It is remarkable that this chapter features a precious textile that is not silk; it is made of linen, embroidered with linen, showing that white-on-white embroideries were gaining popularity in 13th- and 14th-century Germany. This material communicated the ideas of humility and purity of those who wanted to demonstrate their piety and to follow Christ. Seeberg declares that linen was the ideal material for the work of nuns, and for this memorial of Elizabeth’s family. The conclusion self-consciously declares, ‘With the installation of their memoria in Altenberg and a catafalque cloth in the humble medium of linen, propaganda for the family and service to God could go hand in hand’ (p. 94).
Three excellent color illustrations of items from the tomb of the Infante Fernando de la Cerda (before 1275) highlight chapter seven, ‘Cultures re-shaped: textiles from the Castilian royal tombs in Santa María de las Huelgas in Burgos’, by Kristin Böse. Since photography is not permitted in the exhibition of funerary textiles at las Huelgas, these three fine images are most welcome! In her short chapter, Böse offers a workmanlike description and a contextualization of the sumptuous textiles and heraldic material found in the tombs at las Huelgas. Bose makes use of Yuri Lotman’s concept of the semiosphere (a border region where exchanges take place), in her discussion of textiles within the culture of courtly performance. The discussion of the complicated evolution of artistic vocabulary shared between media (textiles and stucco decoration) on the Iberian Peninsula is useful but is not illustrated with images. The hierarchical ranking of cloth pervades the essay, which emphasises the social and economic value of goods in the Castilian community.
In chapter eight, ‘”So lyvely in cullers and gilting”: vestments on episcopal tomb effigies in England’, Catherine Walden foregrounds the worldly status of the bishops with sculpted and painted gisants. Walden offers sensitive descriptions of the tomb designs, valuing the merit in the materials illustrated, and recognizing that these decorations were produced by accomplished specialists. The endnotes provide a gazetteer of painted effigies; tombs from Salisbury, Exeter, and Ely are illustrated. The color details of the 13th-century effigy of Bishop Bronescombe in Exeter Cathedral are simply spectacular. Walden notes that the illustrated vestments are corroborated by descriptions of garments in the inventories of churches and by extant actual textile fragments from the period. At the same time, she observes that a kind of spiritual anxiety about the individual’s status in the afterlife is expressed through vestiary exaggeration, since the effigy garments can be even more sumptuous than the real ones. Using what is and what is not illustrated in the painted sculpture, her analysis suggests that the liveliness of the effigies places these churchmen in a post-resurrection, revivified state with special status, close to God.

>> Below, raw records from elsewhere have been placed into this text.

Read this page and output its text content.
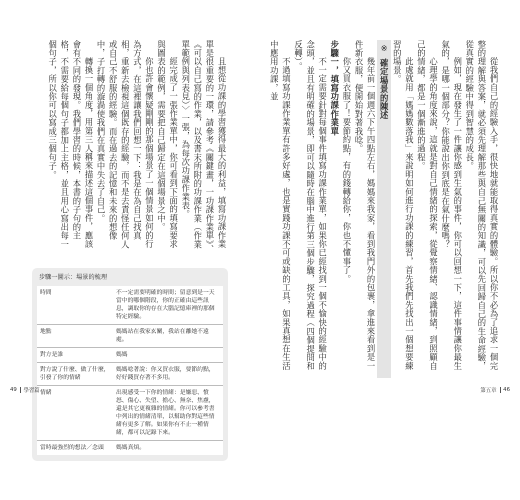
且想從功課的學習獲得最大的利益，填寫功課作業單是很重要的一環，請參考《關鍵畫，一功課作業單》、《可以自己寫的作業，以及書末所附的功課作業（作業單範例與列表見）〉一張，為每次功課作業表。

經完成了一張作業單中，你可看到下面的填寫要求與圖表的範例，需要把自己歸定在這個場景之中。

你也許會懷疑剛剛的那個場景了一個情景如何的行為方式，在這裡讓我們回想一下：我是在為自己找真相，重新去檢視這個既存的經驗，而不是去責怪任何人或自己不舒服的經驗。而在過去的記憶和未來的想像中，子打轉的漩渦使我們在真實中失去了自己。

轉換一個角度，用第三人稱來描述這個事件，應該會有不同的發現。我們學習的時候，本書的子句的主格，不需要給每個句子都加上主格，並且用心寫出每一個句子，所以你可以寫成三個句子。

步驟一圖示：場景的梳理
時間	不一定需要明確的時間；留意到是一天當中的哪個階段，你的正確由這些訊息，調取你的存在大腦記憶庫裡的那個特定經驗。
地點	媽媽站在我家玄關，我站在離她不遠處。
對方是誰	媽媽
對方說了什麼、做了什麼，引發了你的情緒	媽媽唸著說：你又買衣服，要節約點，好好錢買存著不多用。
情緒	出現感受一下你的情緒：是嫌惡、憤怒、傷心、失望、擔心、無奈、焦慮，還是其它更複雜的情緒。你可以參考書中列出的情緒清單，以幫助你對這些情緒有更多了解。如果你有不止一種情緒，都可以記錄下來。
當時最強烈的想法／念頭	媽媽真煩。
49 學習篇

從我們自己的經驗入手，很快地就能取得真實的體驗。所以你不必為了追求一個完整的理解與答案，就必須先理解那些與自己無關的知識，可以先回歸自己的生命經驗，從真實的經驗中得到智慧的成長。

例如，現在發生了一件讓你感到生氣的事件，你可以回想一下，這件事情讓你最生氣的，是哪一個部分？你能說出你到底是在氣什麼嗎？

心理學的角度來說，這就是對自己情緒的探索，從覺察情緒、認識情緒，到照顧自己的情緒，都是一個漸進的過程。

此處就用「媽媽數落我」來說明如何進行功課的練習，首先我們先找出一個想要練習的場景。

※ 確定場景的陳述

幾年前一個週六下午四點左右，媽媽來我家，看到我門外的包裹，拿進來看到是一件新衣服，便開始對著我唸。

你又買衣服了！要節約點，有的錢轉給你，你也不懂事了。

步驟一，填寫功課作業單

不一定需要針對每個事件填寫功課作業單，如果你已經找到一個不愉快的經驗中的念頭，並且有明確的場景，即可以隨時在腦中進行第三個步驟，探究過程（四個提問和反轉）。

不過填寫功課作業單有許多好處，也是實踐功課不可或缺的工具，如果真想在生活中應用功課，並

第五章 46
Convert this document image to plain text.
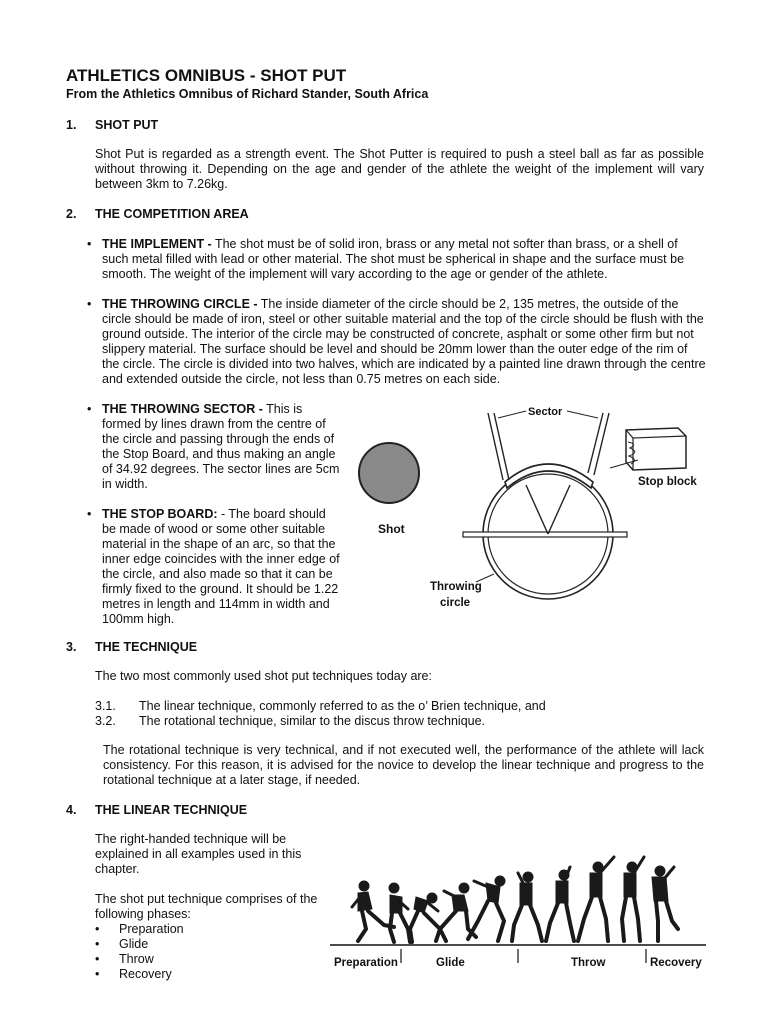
ATHLETICS OMNIBUS - SHOT PUT
From the Athletics Omnibus of Richard Stander, South Africa
1. SHOT PUT

Shot Put is regarded as a strength event. The Shot Putter is required to push a steel ball as far as possible without throwing it. Depending on the age and gender of the athlete the weight of the implement will vary between 3km to 7.26kg.

2. THE COMPETITION AREA
• THE IMPLEMENT - The shot must be of solid iron, brass or any metal not softer than brass, or a shell of such metal filled with lead or other material. The shot must be spherical in shape and the surface must be smooth. The weight of the implement will vary according to the age or gender of the athlete.

• THE THROWING CIRCLE - The inside diameter of the circle should be 2, 135 metres, the outside of the circle should be made of iron, steel or other suitable material and the top of the circle should be flush with the ground outside. The interior of the circle may be constructed of concrete, asphalt or some other firm but not slippery material. The surface should be level and should be 20mm lower than the outer edge of the rim of the circle. The circle is divided into two halves, which are indicated by a painted line drawn through the centre and extended outside the circle, not less than 0.75 metres on each side.

• THE THROWING SECTOR - This is formed by lines drawn from the centre of the circle and passing through the ends of the Stop Board, and thus making an angle of 34.92 degrees. The sector lines are 5cm in width.

• THE STOP BOARD: - The board should be made of wood or some other suitable material in the shape of an arc, so that the inner edge coincides with the inner edge of the circle, and also made so that it can be firmly fixed to the ground. It should be 1.22 metres in length and 114mm in width and 100mm high.

Shot
Sector
Stop block
Throwing
circle
3. THE TECHNIQUE

The two most commonly used shot put techniques today are:

3.1. The linear technique, commonly referred to as the o’ Brien technique, and
3.2. The rotational technique, similar to the discus throw technique.

The rotational technique is very technical, and if not executed well, the performance of the athlete will lack consistency. For this reason, it is advised for the novice to develop the linear technique and progress to the rotational technique at a later stage, if needed.

4. THE LINEAR TECHNIQUE

The right-handed technique will be explained in all examples used in this chapter.

The shot put technique comprises of the following phases:

• Preparation
• Glide
• Throw
• Recovery
Preparation	Glide	Throw	Recovery
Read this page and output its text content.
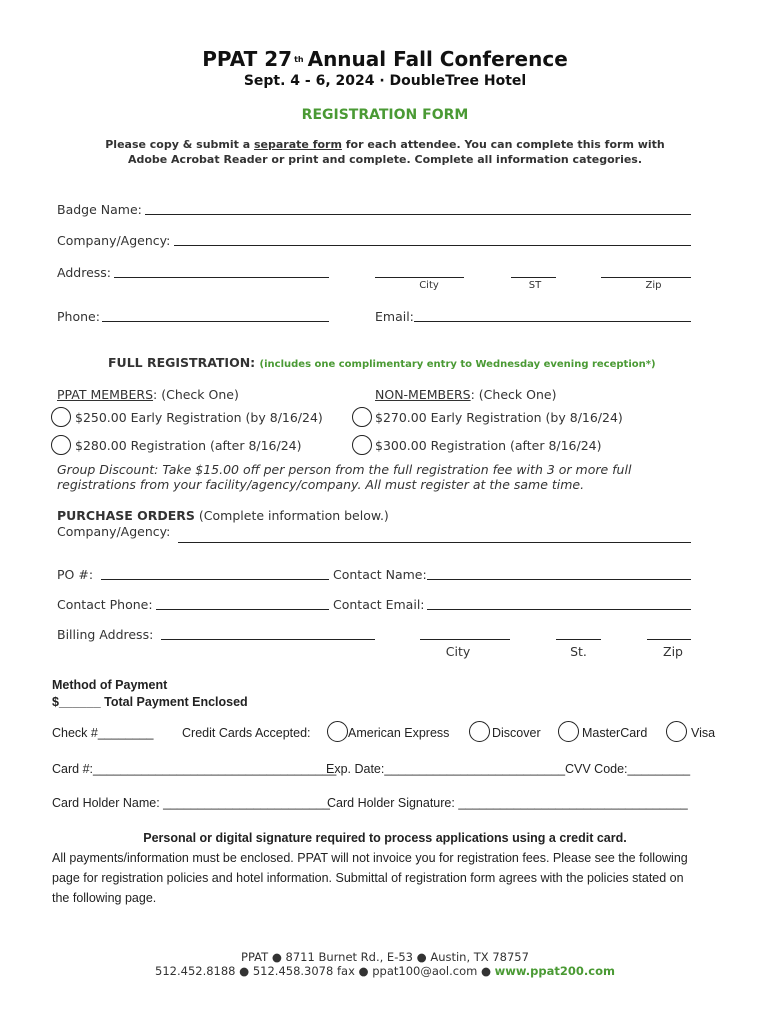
PPAT 27 $^{th}$ Annual Fall Conference
Sept. 4 - 6, 2024 · DoubleTree Hotel
REGISTRATION FORM
Please copy & submit a separate form for each attendee. You can complete this form with
Adobe Acrobat Reader or print and complete. Complete all information categories.
Badge Name:
Company/Agency:
Address:
City	ST	Zip
Phone:	Email:
FULL REGISTRATION: (includes one complimentary entry to Wednesday evening reception*)
PPAT MEMBERS: (Check One)	NON-MEMBERS: (Check One)
$250.00 Early Registration (by 8/16/24)	$270.00 Early Registration (by 8/16/24)
$280.00 Registration (after 8/16/24)	$300.00 Registration (after 8/16/24)
Group Discount: Take $15.00 off per person from the full registration fee with 3 or more full
registrations from your facility/agency/company. All must register at the same time.
PURCHASE ORDERS (Complete information below.)
Company/Agency:
PO #:	Contact Name:
Contact Phone:	Contact Email:
Billing Address:
City	St.	Zip
Method of Payment
$______ Total Payment Enclosed
Check #________ Credit Cards Accepted:	American Express	Discover	MasterCard	Visa
Card #:___________________________________
Exp. Date:__________________________ CVV Code:_________
Card Holder Name: ________________________
Card Holder Signature: _________________________________
Personal or digital signature required to process applications using a credit card.
All payments/information must be enclosed. PPAT will not invoice you for registration fees. Please see the following
page for registration policies and hotel information. Submittal of registration form agrees with the policies stated on
the following page.
PPAT ● 8711 Burnet Rd., E-53 ● Austin, TX 78757
512.452.8188 ● 512.458.3078 fax ● ppat100@aol.com ● www.ppat200.com
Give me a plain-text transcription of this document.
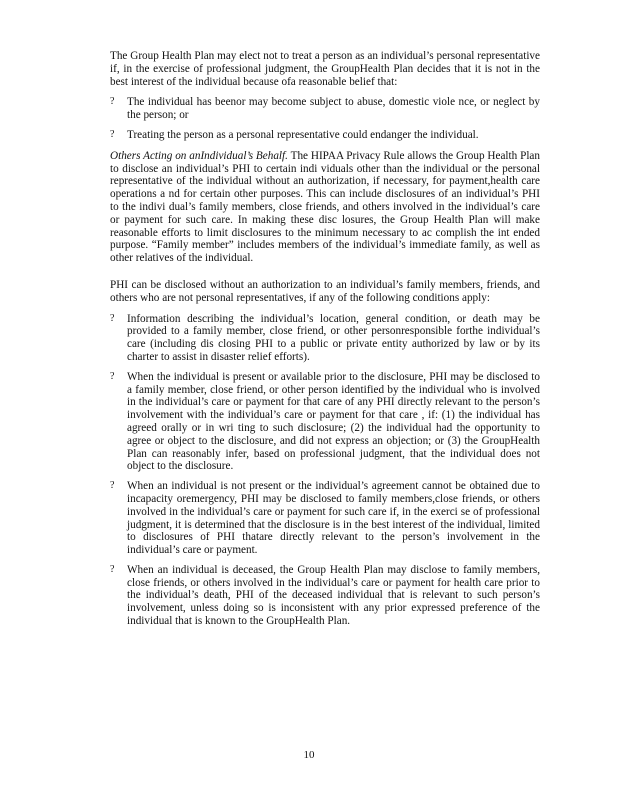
The Group Health Plan may elect not to treat a person as an individual’s personal representative if, in the exercise of professional judgment, the GroupHealth Plan decides that it is not in the best interest of the individual because ofa reasonable belief that:

? The individual has beenor may become subject to abuse, domestic viole nce, or neglect by the person; or
? Treating the person as a personal representative could endanger the individual.

Others Acting on anIndividual’s Behalf. The HIPAA Privacy Rule allows the Group Health Plan to disclose an individual’s PHI to certain indi viduals other than the individual or the personal representative of the individual without an authorization, if necessary, for payment,health care operations a nd for certain other purposes. This can include disclosures of an individual’s PHI to the indivi dual’s family members, close friends, and others involved in the individual’s care or payment for such care. In making these disc losures, the Group Health Plan will make reasonable efforts to limit disclosures to the minimum necessary to ac complish the int ended purpose. “Family member” includes members of the individual’s immediate family, as well as other relatives of the individual.

PHI can be disclosed without an authorization to an individual’s family members, friends, and others who are not personal representatives, if any of the following conditions apply:

? Information describing the individual’s location, general condition, or death may be provided to a family member, close friend, or other personresponsible forthe individual’s care (including dis closing PHI to a public or private entity authorized by law or by its charter to assist in disaster relief efforts).
? When the individual is present or available prior to the disclosure, PHI may be disclosed to a family member, close friend, or other person identified by the individual who is involved in the individual’s care or payment for that care of any PHI directly relevant to the person’s involvement with the individual’s care or payment for that care , if: (1) the individual has agreed orally or in wri ting to such disclosure; (2) the individual had the opportunity to agree or object to the disclosure, and did not express an objection; or (3) the GroupHealth Plan can reasonably infer, based on professional judgment, that the individual does not object to the disclosure.
? When an individual is not present or the individual’s agreement cannot be obtained due to incapacity oremergency, PHI may be disclosed to family members,close friends, or others involved in the individual’s care or payment for such care if, in the exerci se of professional judgment, it is determined that the disclosure is in the best interest of the individual, limited to disclosures of PHI thatare directly relevant to the person’s involvement in the individual’s care or payment.
? When an individual is deceased, the Group Health Plan may disclose to family members, close friends, or others involved in the individual’s care or payment for health care prior to the individual’s death, PHI of the deceased individual that is relevant to such person’s involvement, unless doing so is inconsistent with any prior expressed preference of the individual that is known to the GroupHealth Plan.
10
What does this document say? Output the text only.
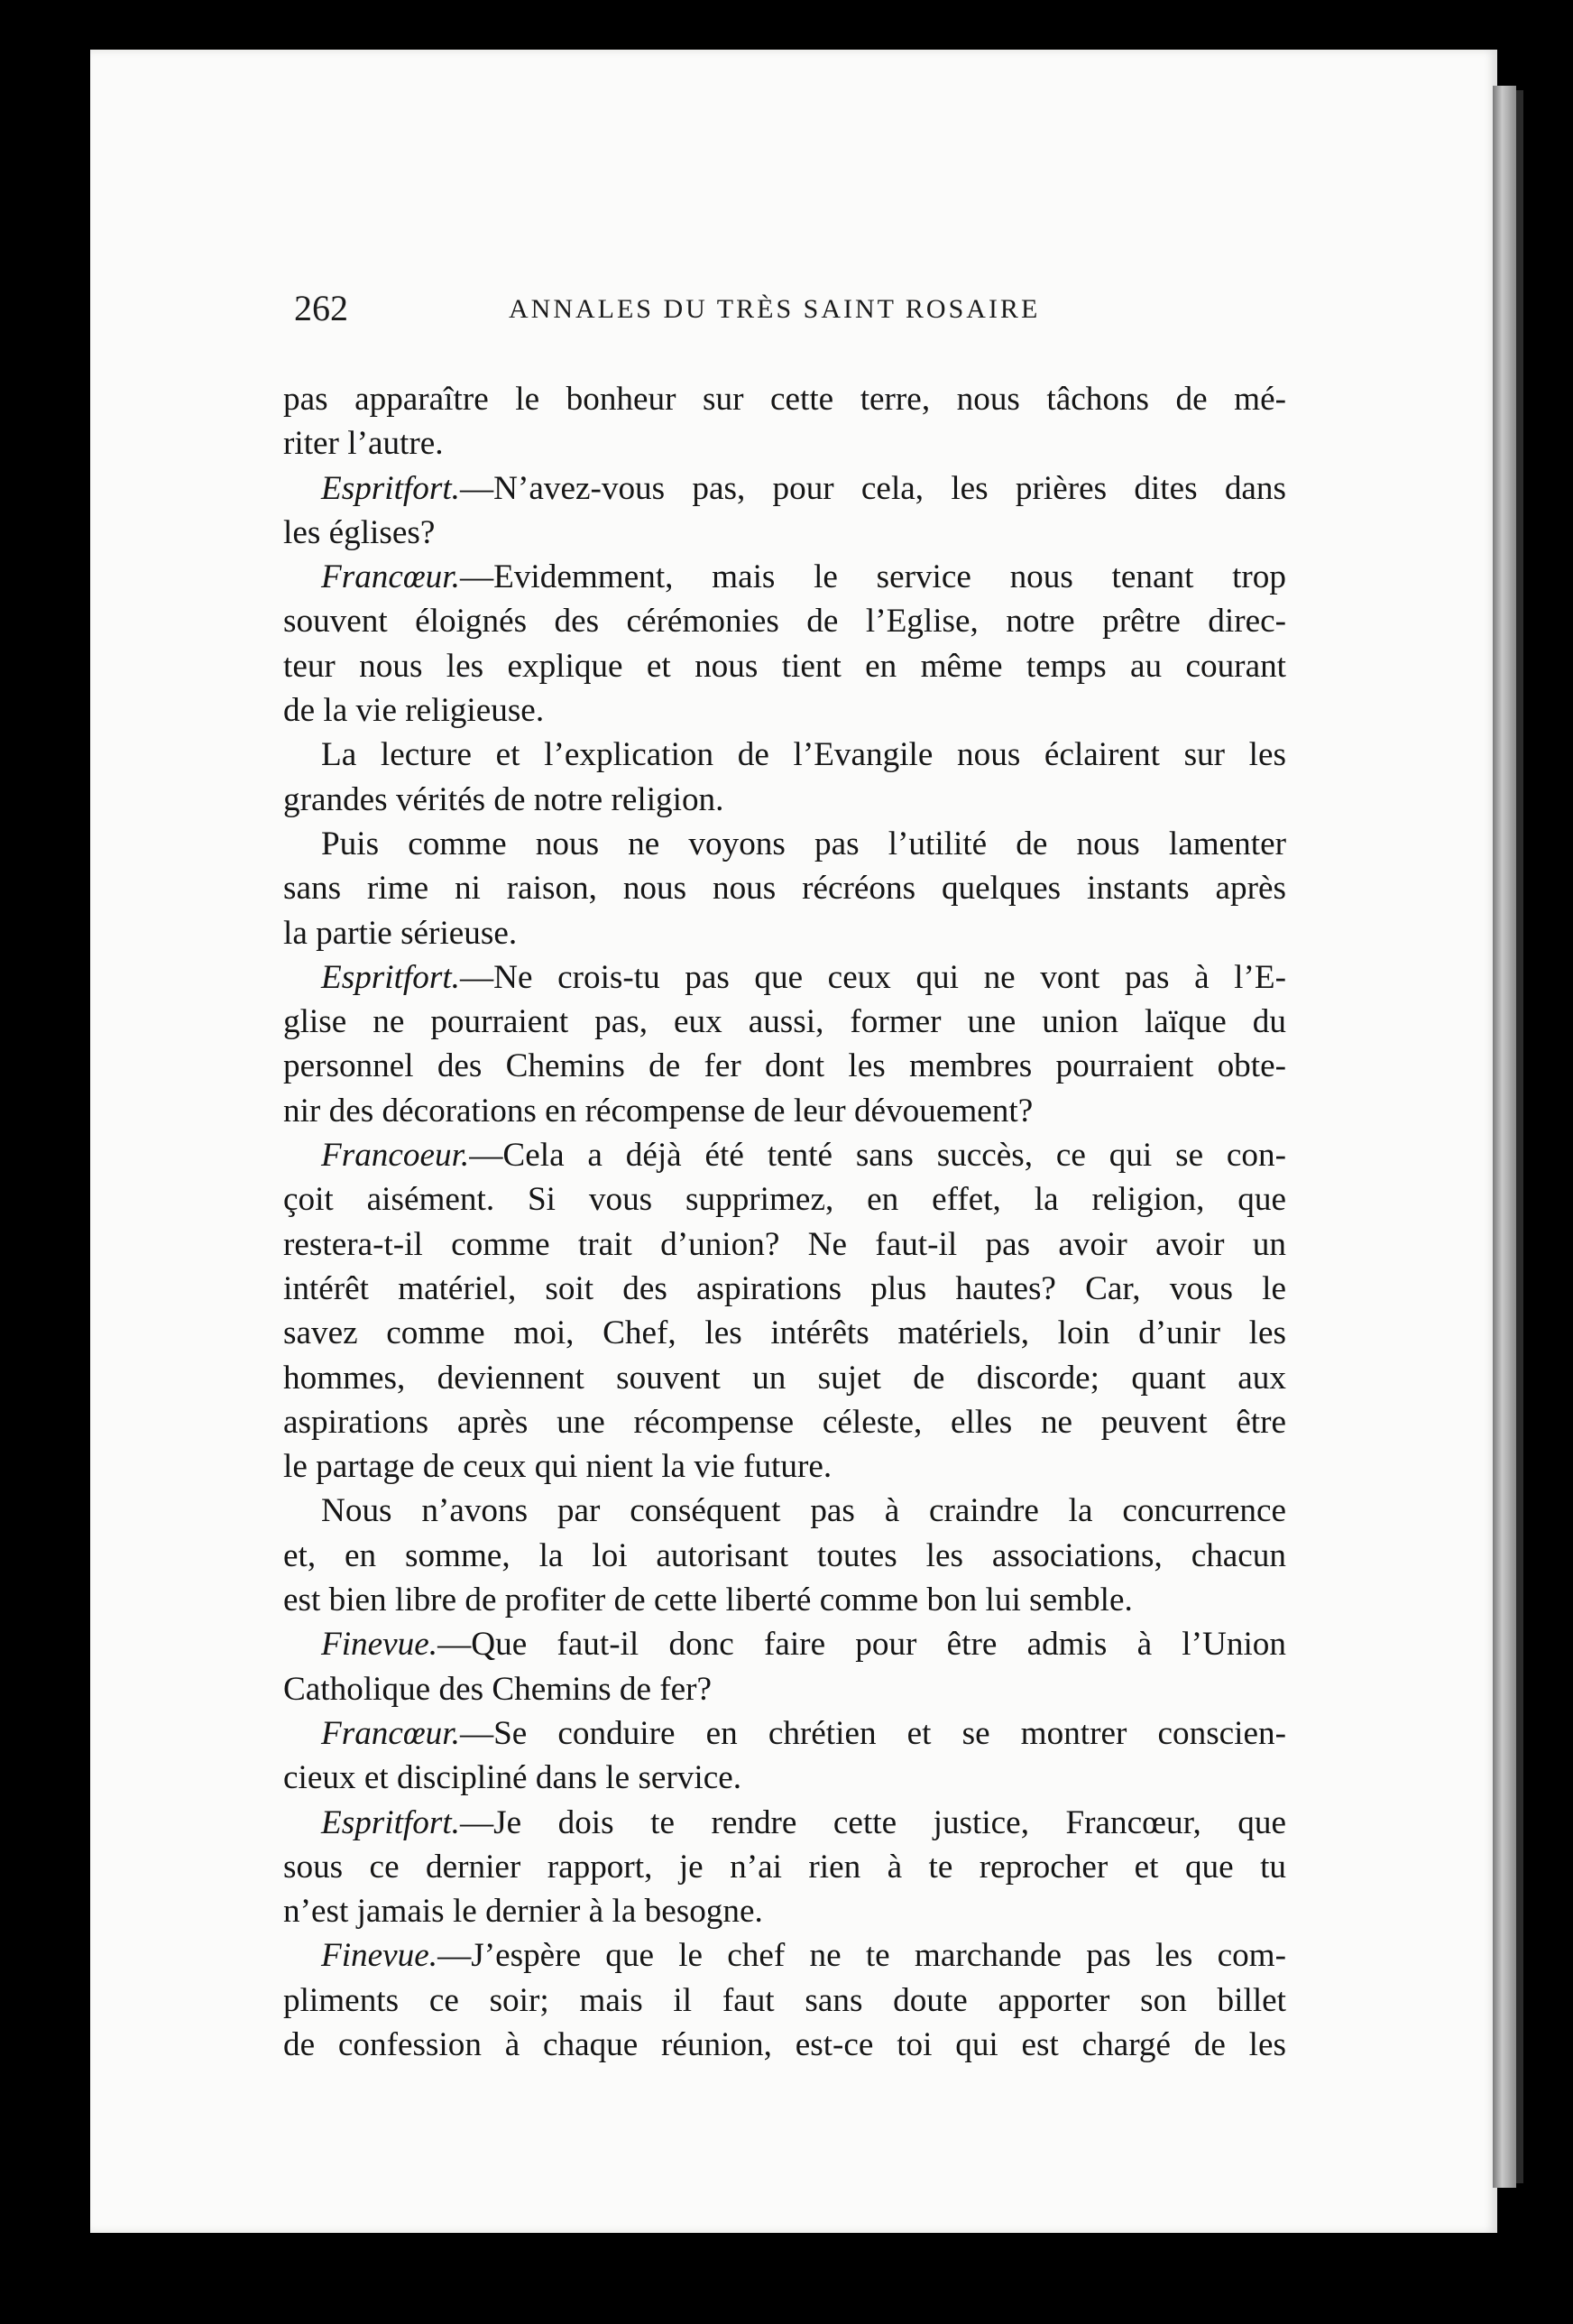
262	ANNALES DU TRÈS SAINT ROSAIRE
pas apparaître le bonheur sur cette terre, nous tâchons de mé-
riter l’autre.
Espritfort.—N’avez-vous pas, pour cela, les prières dites dans
les églises?
Francœur.—Evidemment, mais le service nous tenant trop
souvent éloignés des cérémonies de l’Eglise, notre prêtre direc-
teur nous les explique et nous tient en même temps au courant
de la vie religieuse.
La lecture et l’explication de l’Evangile nous éclairent sur les
grandes vérités de notre religion.
Puis comme nous ne voyons pas l’utilité de nous lamenter
sans rime ni raison, nous nous récréons quelques instants après
la partie sérieuse.
Espritfort.—Ne crois-tu pas que ceux qui ne vont pas à l’E-
glise ne pourraient pas, eux aussi, former une union laïque du
personnel des Chemins de fer dont les membres pourraient obte-
nir des décorations en récompense de leur dévouement?
Francoeur.—Cela a déjà été tenté sans succès, ce qui se con-
çoit aisément. Si vous supprimez, en effet, la religion, que
restera-t-il comme trait d’union? Ne faut-il pas avoir avoir un
intérêt matériel, soit des aspirations plus hautes? Car, vous le
savez comme moi, Chef, les intérêts matériels, loin d’unir les
hommes, deviennent souvent un sujet de discorde; quant aux
aspirations après une récompense céleste, elles ne peuvent être
le partage de ceux qui nient la vie future.
Nous n’avons par conséquent pas à craindre la concurrence
et, en somme, la loi autorisant toutes les associations, chacun
est bien libre de profiter de cette liberté comme bon lui semble.
Finevue.—Que faut-il donc faire pour être admis à l’Union
Catholique des Chemins de fer?
Francœur.—Se conduire en chrétien et se montrer conscien-
cieux et discipliné dans le service.
Espritfort.—Je dois te rendre cette justice, Francœur, que
sous ce dernier rapport, je n’ai rien à te reprocher et que tu
n’est jamais le dernier à la besogne.
Finevue.—J’espère que le chef ne te marchande pas les com-
pliments ce soir; mais il faut sans doute apporter son billet
de confession à chaque réunion, est-ce toi qui est chargé de les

In chapter nine, a gem of an essay by Evelin Wetter entitled ‘Material evidence, theological requirements and medial transformation: ‘textile strategies’ in the Court Art of Charles IV’, English-language readers are given access to scholarly study of the Glanz Virgin (Prague, c. 1350) and the Pierpont Morgan diptych (Prague, c. 1355–60). Wetter delivers an accessible essay of thick description and careful analysis of textile representation in medieval painting and ‘truthful representation of actual fabric’ and embroidery. She avoids general interpretation throughout her analysis of material evidence. Inventory records identify donation information, with heraldic evidence supporting the description of painted garments and compositions. Wetter makes the case for the truthful representation of actual fabric through parallels between depicted textiles drawn and extant items. This chapter makes superb use of Durandus, returning again and again to the notion of sponsus and sponsa (in this case, extensive documentation is provided in Latin and German sources). Her studies of the donor’s vitae have revealed the role that thr depiction of heraldry played in expressing episcopal status and devotion to ‘…the Virgin –cum-church’. This chapter provides a very specific case of the allegorically-based visual language of textiles and insignia in 14th-century Prague.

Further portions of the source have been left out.